Just 7% of ministerial cars are electric


THE GOVERNMENT wants drivers and car makers to switch to electric cars but its own ministers are failing to lead by example and buy hybrid or electric cars.

Figures uncovered by The Times show that 14 petrol cars were added to the Government Car Service fleet last year, but the number of hybrid or electric cars remained unchanged, despite the government declaring an end to the sale of new cars powered solely by petrol or diesel engines, by 2040.

According to data from the Department for Transport, there are just six electric cars and a single hydrogen fuel cell vehicle used for the Government Car Service’s fleet of 84 vehicles.

Two thirds of all cars at the disposal of government ministers have petrol or diesel engines. The remainder are hybrid cars, which use a combination of a combustion engine and a battery-powered electric motor.

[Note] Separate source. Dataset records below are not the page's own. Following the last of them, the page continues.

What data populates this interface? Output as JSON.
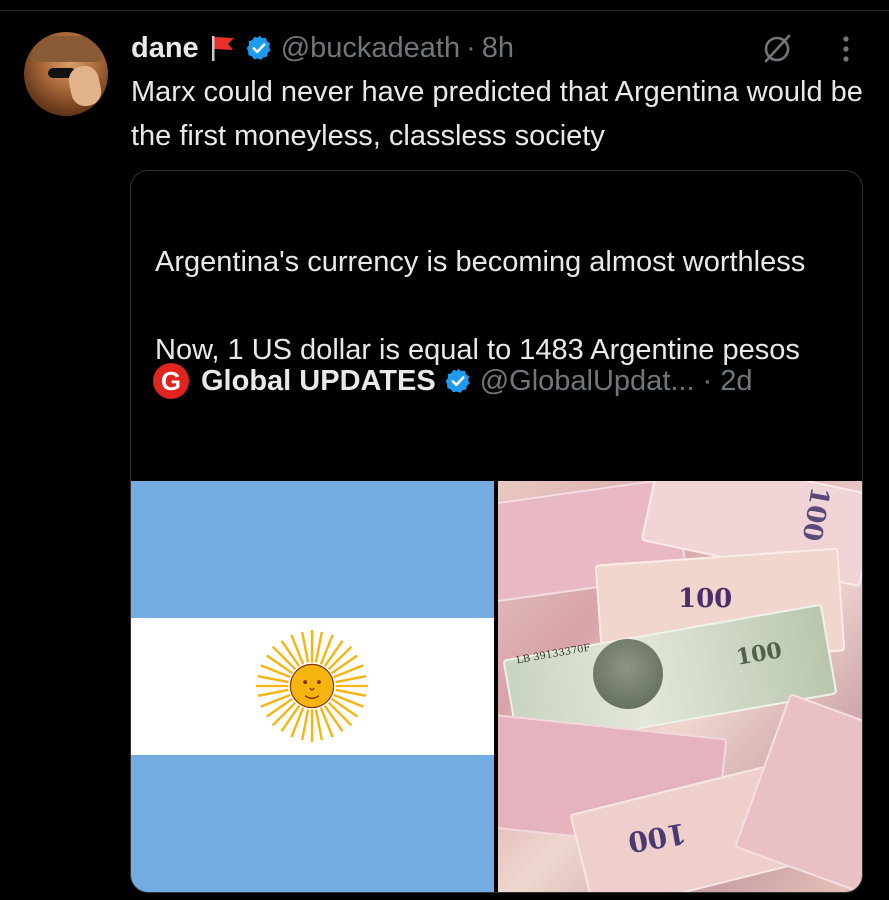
{
  "post": {
    "author_name": "dane",
    "handle": "@buckadeath",
    "separator": "·",
    "time": "8h",
    "text": "Marx could never have predicted that Argentina would be the first moneyless, classless society"
  },
  "quoted_post": {
    "logo_letter": "G",
    "author_name": "Global UPDATES",
    "handle": "@GlobalUpdat...",
    "separator": "·",
    "time": "2d",
    "text_line1": "Argentina's currency is becoming almost worthless",
    "text_line2": "Now, 1 US dollar is equal to 1483 Argentine pesos"
  },
  "money_labels": {
    "peso_value": "100",
    "dollar_value": "100",
    "serial": "LB 39133370F"
  },
  "colors": {
    "background": "#000000",
    "text_primary": "#e7e9ea",
    "text_secondary": "#71767b",
    "verified": "#1d9bf0",
    "flag_blue": "#74ace2",
    "logo_red": "#e0241f"
  },
  "icons": [
    "red-flag-icon",
    "verified-badge-icon",
    "grok-icon",
    "more-options-icon",
    "sun-of-may-icon"
  ]
}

The mix of cars is at odds with the UK Government’s recently-detailed “Road to Zero” strategy, which aims to tackle dangerous levels of air pollution through means such as encouraging the adoption of low and zero emission cars.

Earlier reports have highlighted how 98% of the cars in the Department for Environment, Food and Rural Affairs’ (Defra) fleet were diesels, with only nine of the 4,000 or so vehicles operated by agencies in the department being classified as “ultra-low emissions vehicles”. Defra says it intends to have exclusively zero-emissions cars by 2025.

Responding to the Government Car Service fleet figures, the Layla Moran, Liberal Democrats MP,  declared: “The government are just hypocrites. Ministers should be leading by example. They talk ad nauseum about the environment yet drive around in the same petrol and diesel cars they ask everyone else to avoid.”